Wednesday, February 11, 2015

"Purposeful Play"

There was a time where children played all through summer. They came home from school and they played. They played in their 1/2 day kindergarten classes (if they even went to kindergarten). They played, and they played, and they played. And guess what? They managed to get a man on the moon. They managed to build cars, and factories, and machines. They managed to harness electricity, and they managed to invent indoor plumbing. And they didn't have adults asking them what they were doing. They didn't have adults directing their every move. They were able to play pickup baseball, basketball, football, hockey games. And they were able to solve problems on their own. Interesting, I know!

Please don't misunderstand. I don't think children should have free reign to do whatever they want, whenever they want. Not at all. But what I do think is that children will learn what they need to learn when they are ready to learn it. It is my job to create the atmosphere and environment to facilitate that learning. There is still much room for direct instruction from the teacher. There is still a time for children in kindergarten to do specific work on reading, writing, and mathematics. But there is also time for children to do other learning- and that is through their play.

If someone were to come into my classroom at choice time, and if you'd asked them what the children are doing, they might say they are playing. They might think what they're doing is "cute" (another pet peeve of mine) . But I would imagine the first thing they might not think is that the children were "learning".  It isn't "purposeful play" you know,  they aren't doing a fun activity directed by the teacher.

In education, and in early childhood development, we know that young children (like all animals) learn best through play.

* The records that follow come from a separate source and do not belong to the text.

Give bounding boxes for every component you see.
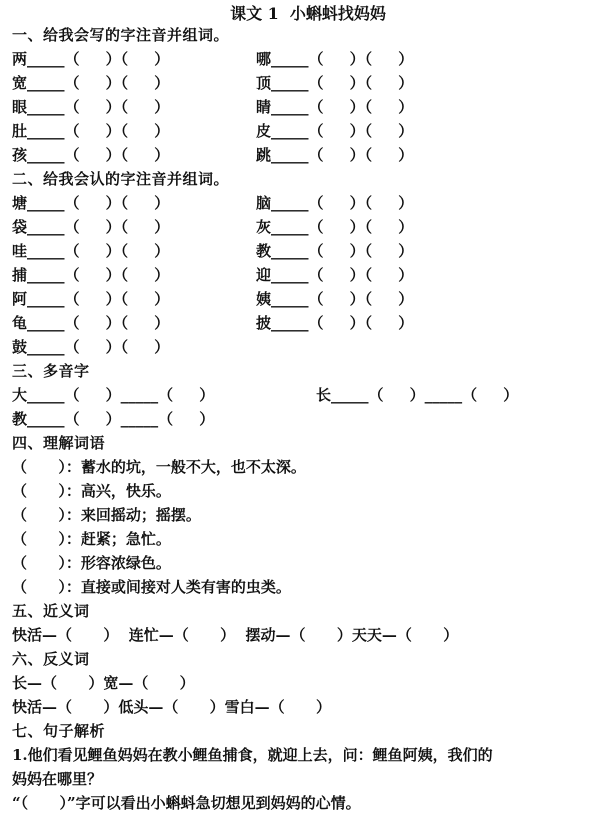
s2-row6-right: 披_____（ ）（ ） <box>256 314 414 332</box>
s1-row <box>12 96 414 118</box>
section-4-heading: 四、理解词语 <box>12 434 106 452</box>
s2-row3-right: 教_____（ ）（ ） <box>256 242 414 260</box>
s4-definition-row: （ ）：高兴，快乐。 <box>12 482 171 500</box>
s1-row2-right: 顶_____（ ）（ ） <box>256 74 414 92</box>
s2-row4-right: 迎_____（ ）（ ） <box>256 266 414 284</box>
page-title: 课文 1 小蝌蚪找妈妈 <box>230 4 386 23</box>
s2-row <box>12 192 414 214</box>
s2-row <box>12 240 414 262</box>
s2-row <box>12 264 414 286</box>
s7-question-line: “（ ）”字可以看出小蝌蚪急切想见到妈妈的心情。 <box>12 794 361 812</box>
s2-row6-left: 龟_____（ ）（ ） <box>12 314 170 332</box>
section-2-heading: 二、给我会认的字注音并组词。 <box>12 170 230 188</box>
s2-row <box>12 288 414 310</box>
s2-row1-left: 塘_____（ ）（ ） <box>12 194 170 212</box>
s2-row2-left: 袋_____（ ）（ ） <box>12 218 170 236</box>
s2-row <box>12 312 414 334</box>
s4-definition-row: （ ）：来回摇动；摇摆。 <box>12 506 201 524</box>
section-6-heading: 六、反义词 <box>12 650 90 668</box>
s3-row2-left: 教_____（ ）_____（ ） <box>12 410 215 428</box>
s3-row1-left: 大_____（ ）_____（ ） <box>12 386 215 404</box>
s1-row5-right: 跳_____（ ）（ ） <box>256 146 414 164</box>
s2-row1-right: 脑_____（ ）（ ） <box>256 194 414 212</box>
s4-definition-row: （ ）：蓄水的坑，一般不大，也不太深。 <box>12 458 306 476</box>
s2-row2-right: 灰_____（ ）（ ） <box>256 218 414 236</box>
s7-question-line: 妈妈在哪里？ <box>12 770 103 788</box>
s3-row1-right: 长_____（ ）_____（ ） <box>316 386 519 404</box>
s2-row5-right: 姨_____（ ）（ ） <box>256 290 414 308</box>
s2-row4-left: 捕_____（ ）（ ） <box>12 266 170 284</box>
s6-antonym-row: 长—（ ）宽—（ ） <box>12 674 195 692</box>
s1-row3-right: 睛_____（ ）（ ） <box>256 98 414 116</box>
s2-row7-left: 鼓_____（ ）（ ） <box>12 338 170 356</box>
s1-row5-left: 孩_____（ ）（ ） <box>12 146 170 164</box>
s1-row <box>12 72 414 94</box>
s3-row <box>12 384 519 406</box>
section-7-heading: 七、句子解析 <box>12 722 106 740</box>
s1-row3-left: 眼_____（ ）（ ） <box>12 98 170 116</box>
section-1-heading: 一、给我会写的字注音并组词。 <box>12 26 230 44</box>
s2-row <box>12 336 170 358</box>
s1-row <box>12 120 414 142</box>
s2-row <box>12 216 414 238</box>
s1-row4-left: 肚_____（ ）（ ） <box>12 122 170 140</box>
s1-row <box>12 144 414 166</box>
s1-row <box>12 48 414 70</box>
s5-synonym-row: 快活—（ ） 连忙—（ ） 摆动—（ ）天天—（ ） <box>12 626 459 644</box>
s2-row3-left: 哇_____（ ）（ ） <box>12 242 170 260</box>
s1-row1-left: 两_____（ ）（ ） <box>12 50 170 68</box>
s4-definition-row: （ ）：直接或间接对人类有害的虫类。 <box>12 578 291 596</box>
s1-row1-right: 哪_____（ ）（ ） <box>256 50 414 68</box>
s3-row <box>12 408 215 430</box>
s6-antonym-row: 快活—（ ）低头—（ ）雪白—（ ） <box>12 698 332 716</box>
section-5-heading: 五、近义词 <box>12 602 90 620</box>
s1-row2-left: 宽_____（ ）（ ） <box>12 74 170 92</box>
s4-definition-row: （ ）：赶紧；急忙。 <box>12 530 171 548</box>
s7-question-line: 1.他们看见鲤鱼妈妈在教小鲤鱼捕食，就迎上去，问：鲤鱼阿姨，我们的 <box>12 746 493 764</box>
section-3-heading: 三、多音字 <box>12 362 90 380</box>
s1-row4-right: 皮_____（ ）（ ） <box>256 122 414 140</box>
s2-row5-left: 阿_____（ ）（ ） <box>12 290 170 308</box>
s4-definition-row: （ ）：形容浓绿色。 <box>12 554 171 572</box>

What is unfortunate though, is that people who don't understand early childhood development, who don't understand play (and many of those are in positions of authority over education--- umm politicians and business leaders...) feel the need to impose their opinions and ideas on our children. They think we are "falling behind the rest of the world" and we need to get these kids "learning" at a younger age. So those of us in education, because we have to defend our practices, begin to doubt our own knowledge. We try to synthesize what we know with the expectations of those outside our field. And we call it "purposeful play". But it really isn't play. It's still an adult, forcing their own agenda, while trying to make it "fun".

Each year I get to this point, where I think it's important to pass on what is actually happening when we play. Because I am such a strong proponent of block play, I generally use that as my example. Perhaps some year I will choose a different one, but I haven't tired of block play yet...
Here is the documentation I put up today regarding what we learn through block play:

(I apologize for the quality of the pictures, I know it's hard to see what is written)

What I put up here are pictures of my students building and creating in the block area, pictures of them drawing what they've built. Then I put up quotes from "The Block Book" put out by the NAEYC (it's a classic), as well as which Kindergarten curricular outcomes are met through block play (hint: each of our curricular areas have at least one outcome met, and over 29 individual outcomes are met). All without me getting involved in their learning. I provide the materials, I encourage cooperation, I might suggests they draw their buildings and maybe write about them. That's as far as I get.

It's my job, as their kindergarten teacher, to defend their learning. It is my job to champion Developmentally Appropriate Practice. It is my job to inform those who may not know that ALL PLAY IS PURPOSEFUL. It all meets the needs of the individual wherever that individual is.

Silly people, what makes you think children aren't learning?